Kerja sama KPK dan TNI Kasus berlandaskan mekanisme khusus Pasal 42 Undang-undang (UU) KPK. Dalam UU disebutkan, KPK berwenang mengkoordinasikan dan mengendalikan penyelidikan, penyidikan dan penuntutan tindak pidana korupsi yang dilakukan bersama-sama oleh orang yang tunduk pada peradilan militer dan peradilan umum.
“Koordinasi lebih rinci akan dilakukan minggu depan dalam rangka menghadapi sidang praperadilan yang direncanakan dilakukan Jumat, 3 November 2017," terang dia.

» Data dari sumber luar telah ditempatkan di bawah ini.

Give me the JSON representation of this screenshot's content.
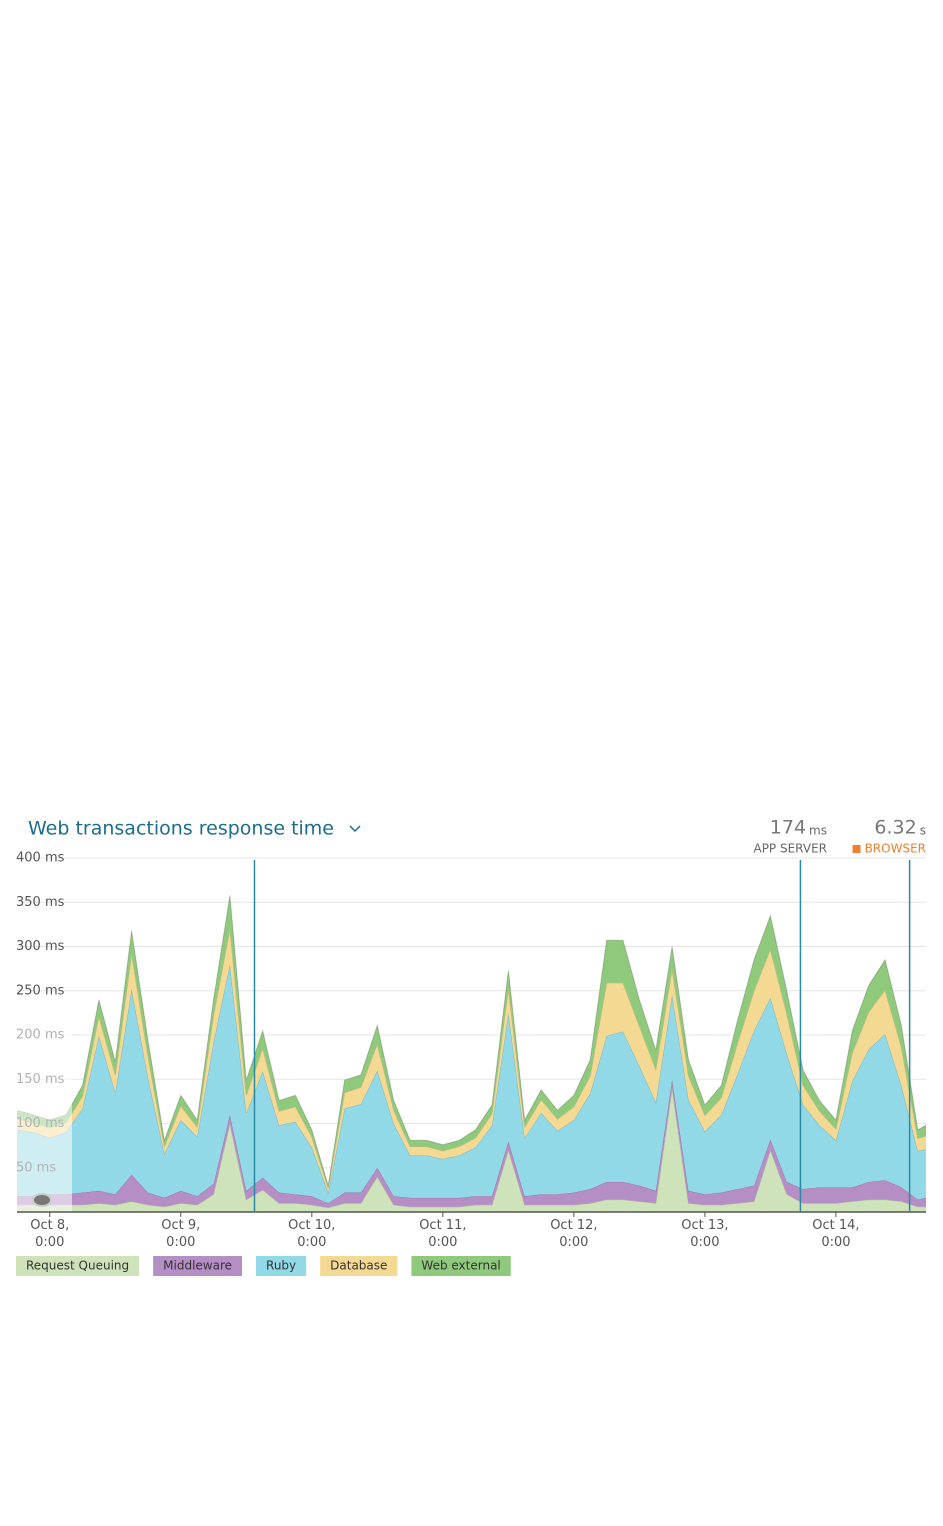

KPK belum bisa hadir pada sidang praperadilan perdana Irfan yang digelar Jumat 20 Oktober 2017. Tim biro hukum masih menyiapkan jawaban yang nantinya akan dipaparkan dalam sidang tersebut.
Dugaan korupsi pembelian heli AW-101 terbongkar lewat kerja sama antara TNI dan KPK. Ada enam tersangka, empat dari unsur militer dan seorang pengusaha yakni Irfan.
Irfan diduga meneken kontrak dengan Augusta Westland, perusahaan joint ventureWestland Helicopters di Inggris dengan Agusta di Italia, yang nilainya Rp 514 miliar. Namun, dalam kontrak pengadaan helikopter dengan TNI AU, nilai kontraknya Rp738 miliar sehingga terdapat potensi kerugian keuangan negara sekitar Rp 224 miliar.